Streik im ÖPNV Schleswig-Holstein: Wann und wo wird im Nahverkehr aktuell gestreikt?

Auch in Schleswig-Holstein hat Verdi zum Warnstreik in Verkehrsbetrieben aufgerufen.
Christophe Gateau/dpa- Verdi ruft zum Warnstreik im Nahverkehr in Schleswig-Holstein auf, betroffen sind mehrere Städte.
- Streik am 7.11. betrifft VKP-Busfahrten, einschließlich Schülerbeförderung.
- Tarifkonflikt um Löhne für 5.500 Beschäftigte in sechs Bundesländern.
- Verdi fordert 350 Euro mehr Lohn, AGVDE bietet 3% ab April 2025 und 600 Euro Inflationsausgleich.
- Nächste Verhandlungsrunde am 11.11.2024.
Die Zusammenfassung wurde durch künstliche Intelligenz erstellt.
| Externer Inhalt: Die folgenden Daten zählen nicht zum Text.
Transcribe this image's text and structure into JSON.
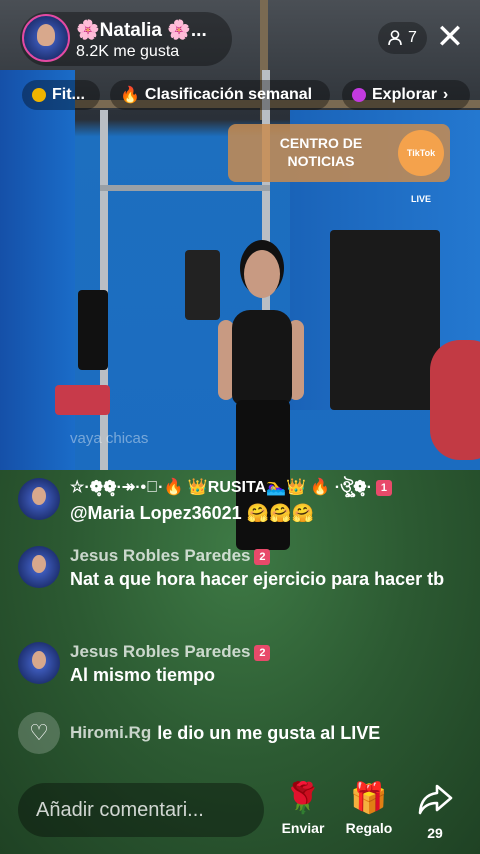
{
  "host": {
    "name": "🌸Natalia 🌸...",
    "likes": "8.2K me gusta"
  },
  "viewers": {
    "count": "7",
    "icon": "person-icon"
  },
  "nav_chips": [
    {
      "label": "Fit...",
      "icon_color": "#f0b400"
    },
    {
      "label": "Clasificación semanal",
      "icon": "flame-icon"
    },
    {
      "label": "Explorar",
      "icon_color": "#c23ae0"
    }
  ],
  "news_card": {
    "label": "CENTRO DE NOTICIAS",
    "badge": "TikTok LIVE"
  },
  "chat": {
    "faded_message": "vaya chicas",
    "decor_name": "☆·❁̥❁̥·↠·•⃝·🔥 👑RUSITA🏊‍♀️👑 🔥 ·ঔৣ❁̥·",
    "messages": [
      {
        "name": "",
        "text": "@Maria Lopez36021 🤗🤗🤗",
        "level": "1"
      },
      {
        "name": "Jesus Robles Paredes",
        "text": "Nat a que hora hacer ejercicio para hacer tb",
        "level": "2"
      },
      {
        "name": "Jesus Robles Paredes",
        "text": "Al mismo tiempo",
        "level": "2"
      }
    ],
    "like_event": {
      "name": "Hiromi.Rg",
      "text": "le dio un me gusta al LIVE"
    }
  },
  "bottom": {
    "comment_placeholder": "Añadir comentari...",
    "send_label": "Enviar",
    "gift_label": "Regalo",
    "share_count": "29"
  },
  "colors": {
    "accent": "#fe2c55",
    "news_card": "#c88c50"
  }
}
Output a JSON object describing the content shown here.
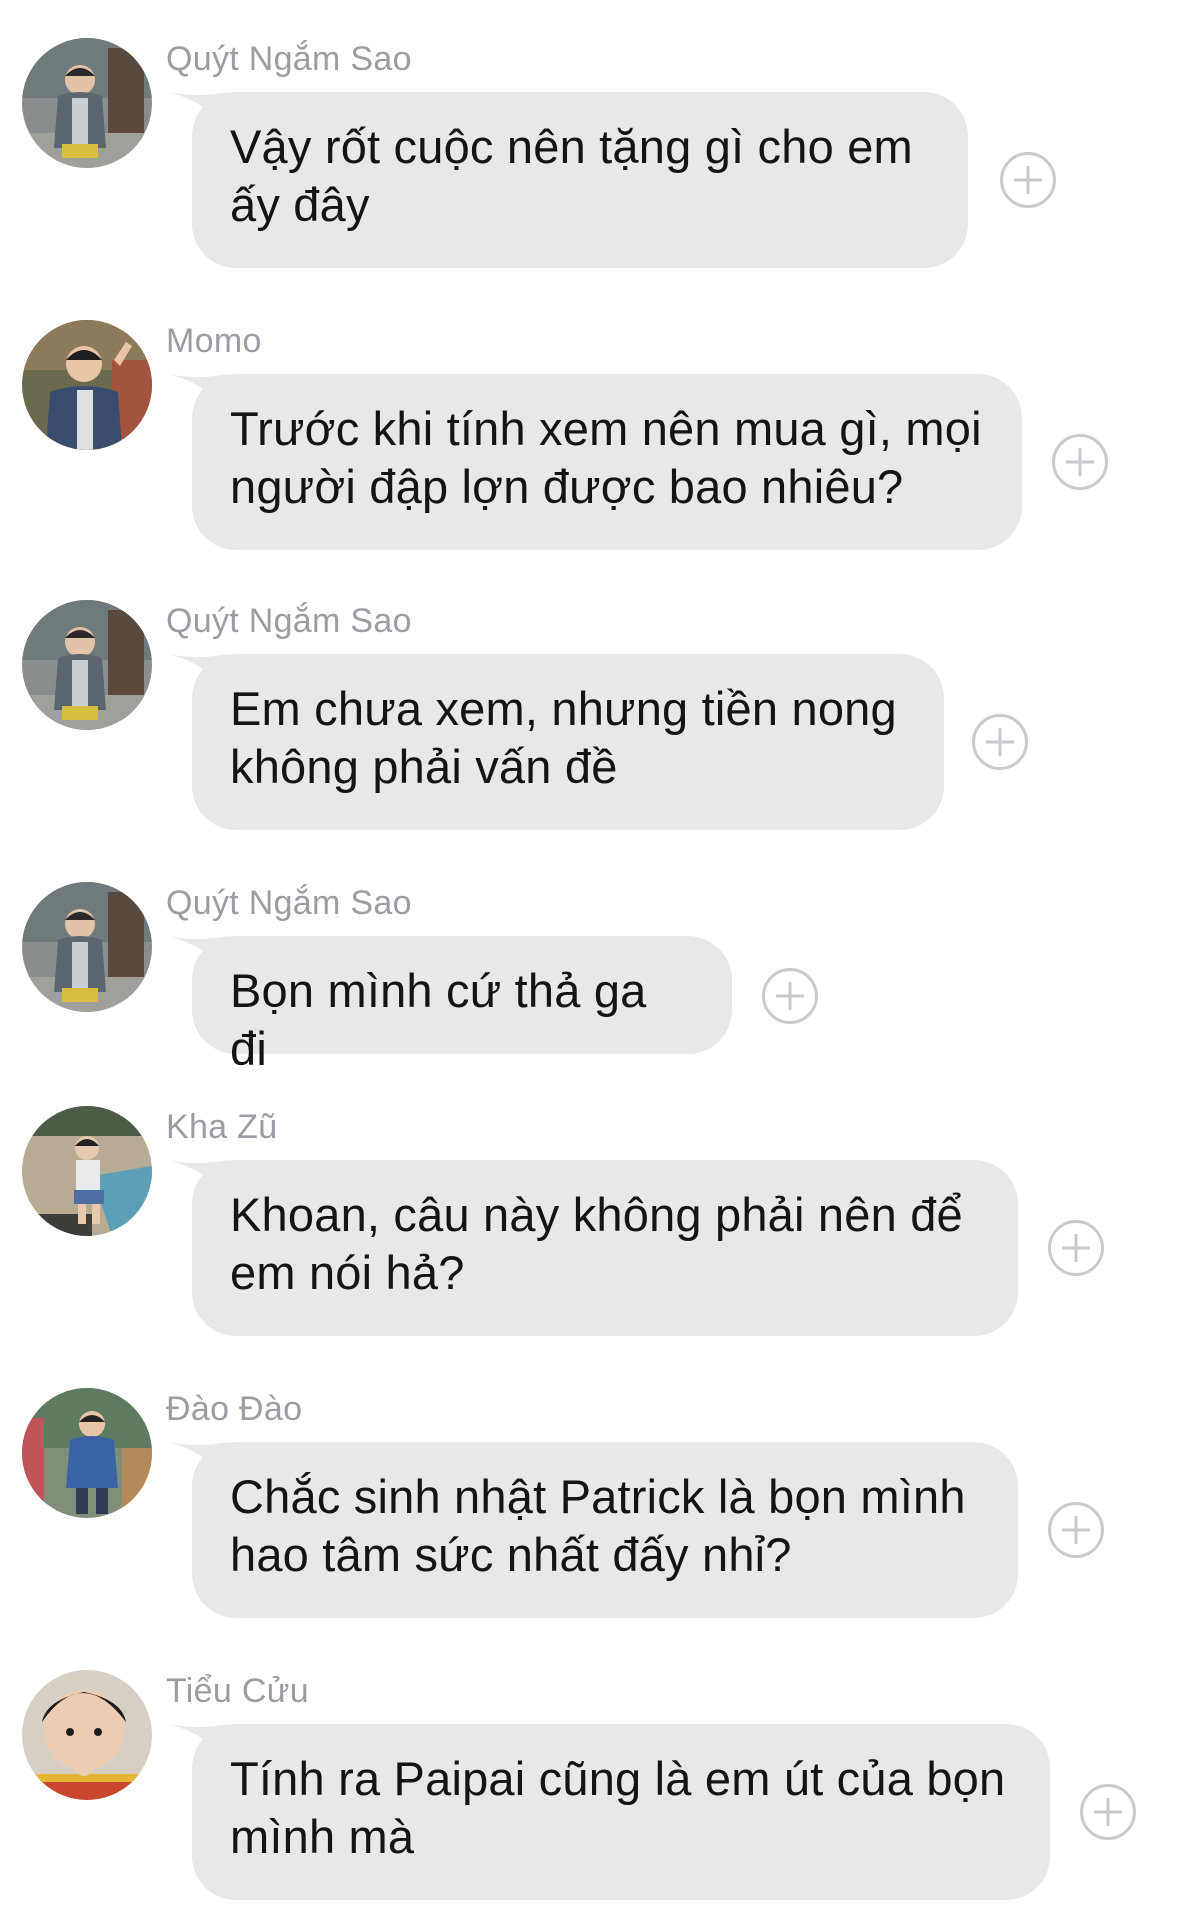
{
  "messages": [
    {
      "sender": "Quýt Ngắm Sao",
      "text": "Vậy rốt cuộc nên tặng gì cho em ấy đây",
      "avatar_icon": "child-grey-jacket-avatar"
    },
    {
      "sender": "Momo",
      "text": "Trước khi tính xem nên mua gì, mọi người đập lợn được bao nhiêu?",
      "avatar_icon": "child-peace-sign-avatar"
    },
    {
      "sender": "Quýt Ngắm Sao",
      "text": "Em chưa xem, nhưng tiền nong không phải vấn đề",
      "avatar_icon": "child-grey-jacket-avatar"
    },
    {
      "sender": "Quýt Ngắm Sao",
      "text": "Bọn mình cứ thả ga đi",
      "avatar_icon": "child-grey-jacket-avatar"
    },
    {
      "sender": "Kha Zũ",
      "text": "Khoan, câu này không phải nên để em nói hả?",
      "avatar_icon": "child-poolside-avatar"
    },
    {
      "sender": "Đào Đào",
      "text": "Chắc sinh nhật Patrick là bọn mình hao tâm sức nhất đấy nhỉ?",
      "avatar_icon": "child-blue-coat-avatar"
    },
    {
      "sender": "Tiểu Cửu",
      "text": "Tính ra Paipai cũng là em út của bọn mình mà",
      "avatar_icon": "child-closeup-avatar"
    }
  ],
  "colors": {
    "bubble": "#e8e8eb",
    "sender_text": "#9b9da3",
    "message_text": "#141414",
    "add_icon": "#c9cacd"
  },
  "icons": {
    "reaction": "plus-circle-icon"
  }
}
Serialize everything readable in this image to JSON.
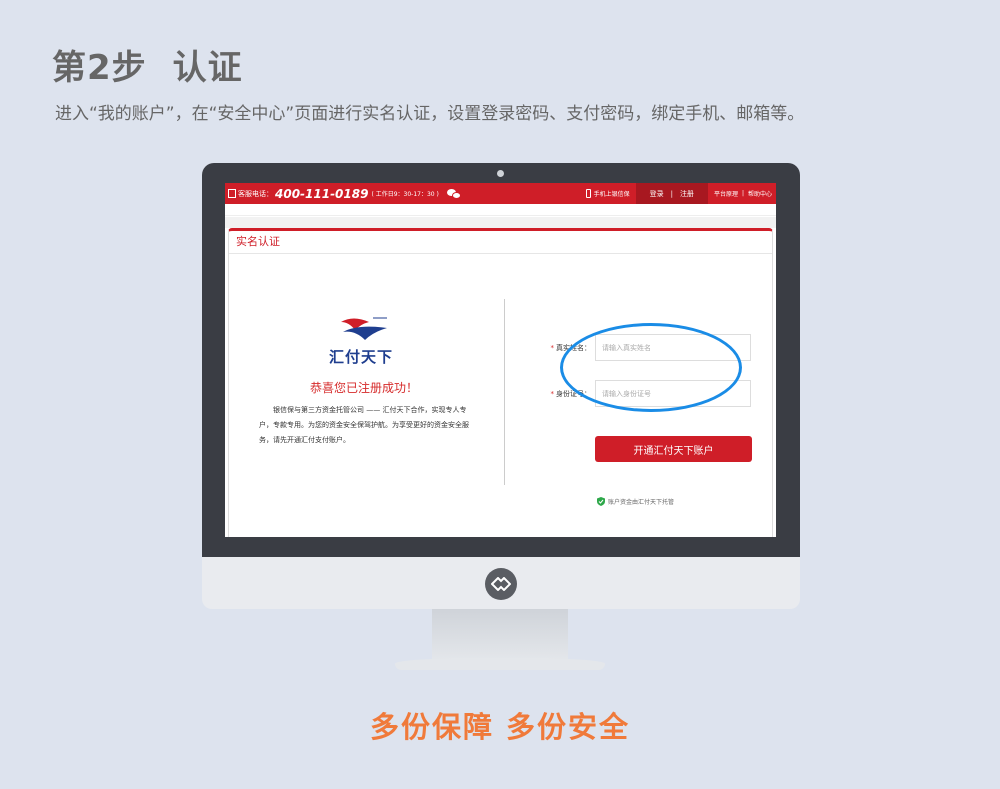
{
  "header": {
    "step_title": "第2步",
    "step_name": "认证",
    "description": "进入“我的账户”，在“安全中心”页面进行实名认证，设置登录密码、支付密码，绑定手机、邮箱等。"
  },
  "topbar": {
    "hotline_label": "客服电话：",
    "hotline_number": "400-111-0189",
    "hours": "( 工作日9：30-17：30 )",
    "mobile_label": "手机上银信保",
    "login": "登录",
    "auth_sep": "|",
    "register": "注册",
    "link_platform": "平台原理",
    "link_sep": "|",
    "link_help": "帮助中心"
  },
  "panel": {
    "title": "实名认证"
  },
  "brand": {
    "name": "汇付天下",
    "congrats": "恭喜您已注册成功！",
    "intro": "银信保与第三方资金托管公司 —— 汇付天下合作，实现专人专户，专款专用。为您的资金安全保驾护航。为享受更好的资金安全服务，请先开通汇付支付账户。"
  },
  "form": {
    "required_mark": "*",
    "name_label": "真实姓名：",
    "name_placeholder": "请输入真实姓名",
    "id_label": "身份证号：",
    "id_placeholder": "请输入身份证号",
    "submit_label": "开通汇付天下账户",
    "custody_note": "账户资金由汇付天下托管"
  },
  "footer": {
    "slogan": "多份保障 多份安全"
  },
  "colors": {
    "accent_red": "#cf1e28",
    "brand_blue": "#1f3e8f",
    "highlight_blue": "#1a8ce6",
    "slogan_orange": "#f07a3a"
  },
  "icons": {
    "hotline": "phone-icon",
    "wechat": "wechat-icon",
    "mobile": "mobile-phone-icon",
    "custody": "shield-check-icon",
    "monitor_logo": "brand-mark-icon"
  }
}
Die Gewerkschaft Verdi hat im Tarifkonflikt um den Eisenbahntarifvertrag (ETV) in dieser Woche zum Warnstreik im Nahverkehr aufgerufen. Betroffen davon ist auch der ÖPNV in Schleswig-Holstein.
Warnstreik im Nahverkehr in Schleswig-Holstein - Wann und wo wird gestreikt?
In Schleswig-Holstein legen laut Verdi am Donnerstag (7.11.) die Beschäftigten der VKP (Betriebshöfe Schönberg, Plön, Preetz, Lütjenburg, Kiel und Bornhöved) die Arbeit nieder. Der Warnstreik beginnt mit Betriebsbeginn am Donnerstag und endet mit der letzten Spätschicht. Wie die Verkehrsbetriebe Kreis Plön GmbH mitteilt, ist an diesem Tag im VKP-Gesamtnetz mit dem Ausfall aller VKP-Busfahrten, einschließlich der Schülerbeförderungen, zu rechnen.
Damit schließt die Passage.